– Привет, Рассел.

– Господи, что случилось с твоим носом?

– Оса укусила.

– Правда?

– Неужели я стану тебя обманывать, Рассел?

Ответ на этот риторический вопрос, разумеется, «да», но Рассел слишком долго проторчал под осиным гнездом, собираясь с духом, чтобы его опрыскать, страшась нападения, а тут такая страсть с моим носом – запросто оса могла цапнуть.

– У нас дома они тоже всегда устраивают гнездо в этом месте, – заверил я его. – Я специально зашел тебя предупредить. Наверное, и осы у нас одинаковые.

Рассел опустил фонарь, но я видел, что он купился.

– Лишь бы носы у нас не сделались одинаковыми, – вздохнул он. – Уродливее твоего никогда не видал.

Луч фонаря вернулся ко мне для дополнительного осмотра. На этот раз я приподнял руку, отгораживаясь от бьющего в глаза света и от любопытного зятя.

– Будь у меня такой мощный фонарь, я бы тоже сумел разглядеть в тебе какое-нибудь уродство.

– Джули! Подержи фонарь, а я их опрыскаю.

– Ищи дурака, – сказала Джули.

Я подошел, взял фонарь, направил свет на гнездо.

– Готов? – спросил Рассел. Голос угрюмый, полный решимости и страха.
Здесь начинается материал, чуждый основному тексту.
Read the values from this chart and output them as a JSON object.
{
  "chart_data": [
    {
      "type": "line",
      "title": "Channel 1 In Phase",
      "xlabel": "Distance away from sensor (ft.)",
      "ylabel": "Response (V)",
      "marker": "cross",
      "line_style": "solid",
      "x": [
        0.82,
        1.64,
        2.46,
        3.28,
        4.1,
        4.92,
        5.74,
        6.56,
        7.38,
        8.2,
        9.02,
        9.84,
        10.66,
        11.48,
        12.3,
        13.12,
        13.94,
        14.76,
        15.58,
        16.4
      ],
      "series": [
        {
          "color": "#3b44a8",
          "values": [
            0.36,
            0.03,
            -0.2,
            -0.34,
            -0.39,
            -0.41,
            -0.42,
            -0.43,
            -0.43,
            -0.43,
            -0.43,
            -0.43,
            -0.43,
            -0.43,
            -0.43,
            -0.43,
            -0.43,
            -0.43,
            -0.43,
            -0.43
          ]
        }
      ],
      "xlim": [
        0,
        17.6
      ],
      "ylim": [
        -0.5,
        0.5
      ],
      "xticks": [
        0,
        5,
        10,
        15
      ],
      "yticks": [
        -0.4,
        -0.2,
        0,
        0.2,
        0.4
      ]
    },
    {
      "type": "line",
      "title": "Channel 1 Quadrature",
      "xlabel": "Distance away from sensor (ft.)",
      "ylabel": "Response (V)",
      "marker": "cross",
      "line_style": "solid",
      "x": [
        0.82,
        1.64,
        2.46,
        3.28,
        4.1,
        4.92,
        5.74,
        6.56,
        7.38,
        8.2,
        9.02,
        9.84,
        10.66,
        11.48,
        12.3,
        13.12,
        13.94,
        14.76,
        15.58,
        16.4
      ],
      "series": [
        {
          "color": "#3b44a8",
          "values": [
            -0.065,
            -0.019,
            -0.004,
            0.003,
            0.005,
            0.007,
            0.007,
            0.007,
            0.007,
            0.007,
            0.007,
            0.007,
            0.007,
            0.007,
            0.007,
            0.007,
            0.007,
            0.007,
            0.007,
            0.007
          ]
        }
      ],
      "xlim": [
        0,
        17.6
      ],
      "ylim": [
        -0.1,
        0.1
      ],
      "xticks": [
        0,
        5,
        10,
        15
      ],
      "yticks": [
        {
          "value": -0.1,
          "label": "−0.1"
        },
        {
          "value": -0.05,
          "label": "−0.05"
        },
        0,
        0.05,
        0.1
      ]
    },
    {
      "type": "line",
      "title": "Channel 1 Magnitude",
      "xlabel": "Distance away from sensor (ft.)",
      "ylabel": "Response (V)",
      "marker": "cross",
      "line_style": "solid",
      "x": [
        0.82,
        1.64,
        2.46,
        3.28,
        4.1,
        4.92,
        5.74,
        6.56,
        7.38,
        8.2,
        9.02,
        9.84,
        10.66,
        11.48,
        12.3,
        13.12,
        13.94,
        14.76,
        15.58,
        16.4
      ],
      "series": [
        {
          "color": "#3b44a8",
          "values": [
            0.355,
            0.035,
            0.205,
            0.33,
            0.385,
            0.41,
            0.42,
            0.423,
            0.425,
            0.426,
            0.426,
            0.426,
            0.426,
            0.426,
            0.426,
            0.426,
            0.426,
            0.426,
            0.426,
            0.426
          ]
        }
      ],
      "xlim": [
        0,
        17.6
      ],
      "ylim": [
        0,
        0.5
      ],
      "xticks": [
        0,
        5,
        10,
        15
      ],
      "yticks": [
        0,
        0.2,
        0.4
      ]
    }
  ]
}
– Ты не бывал на войне, верно? – вопросом на вопрос ответил я.

– Так и ты не бывал, – парировал он. – Во Вьетнаме ты служил писарем.

Не совсем точно. Я служил писарем во время Вьетнама.

– Я каждый год читаю со студентами «Алый знак доблести», – сказал я. – Опрыскивай гадов – и пошли в дом.

Рассел поливал серый, словно бумажный, конус, пока тот не заблестел и с него не закапали излишки спрея. Внутри никакого движения. Я заподозрил, что мы воюем с прошлогодним гнездом.

– Так бы я хотел умереть, – заявил удовлетворенный своей работой Рассел.

– Задохнуться от инсектицидов? – удивился я.

– Не-а. Во сне.

– Учитывая, сколько ты спишь, шансы неплохие, – сказала Джули.

Мы вернулись в кухню – единственное во всем доме полностью меблированное помещение. Спасибо и на том, что дочь с зятем не стали копировать внутреннюю обстановку нашего жилища. Возможно, в этом вопросе мы как раз что-то просрали. Или у Джули включается собственное воображение, когда дело касается столов, стульев, диванов. У нас кухня-остров, а они поставили недорогой стол из дерева и стекла со сложным геометрическим узором – сразу и не поймешь, удалось вытереть с него капли овсянки или нет.

Рассел присел к столу, Джули занялась кофе, а я наведался в их ванную и замер перед унитазом, словно средневековый пилигрим. Несколько минут назад мне казалось, что я раздуваюсь, вот-вот лопну, а теперь эти внутренние ощущения опровергались тем, что вернее всего назвать слабой и тонкой струйкой. У меня камень, вот чего я опасаюсь. Отца камни преследуют всю его взрослую жизнь, началось раньше, чем у меня, когда ему было тридцать с небольшим. Терзали они и отца моего отца, а мой прадед умер от заражения крови, когда камень размером с манго перекрыл его уретру и запертая моча чуть ли не из глаз у него сочилась. Я давно откладываю обследование в надежде, что обойдусь и без. А теперь придется поехать в больницу, сделать рентген, выслушать диагноз, получить направление на операцию.

Не столько скальпель хирурга страшит меня, сколько сам этот комический недуг. Коллеги сочтут, что это в моем духе: обзавестись болезнью, как нельзя более пригодной для шуток. «И это пройдет, – будут они твердить, – пройдет и выйдет». После сегодняшнего увечья я твердо намерен хранить свой камень в секрете и как-то продержаться до конца семестра. А когда все разъедутся, тогда и разберусь с ним. Может, удастся сделать операцию в Нью-Хейвене, где живет наша дочь Карен. Или операция вовсе не понадобится – в большом городе найдутся и другие методы. Я где-то читал, что появилась совершенно новая технология, камни дробят направленным ультразвуковым лучом.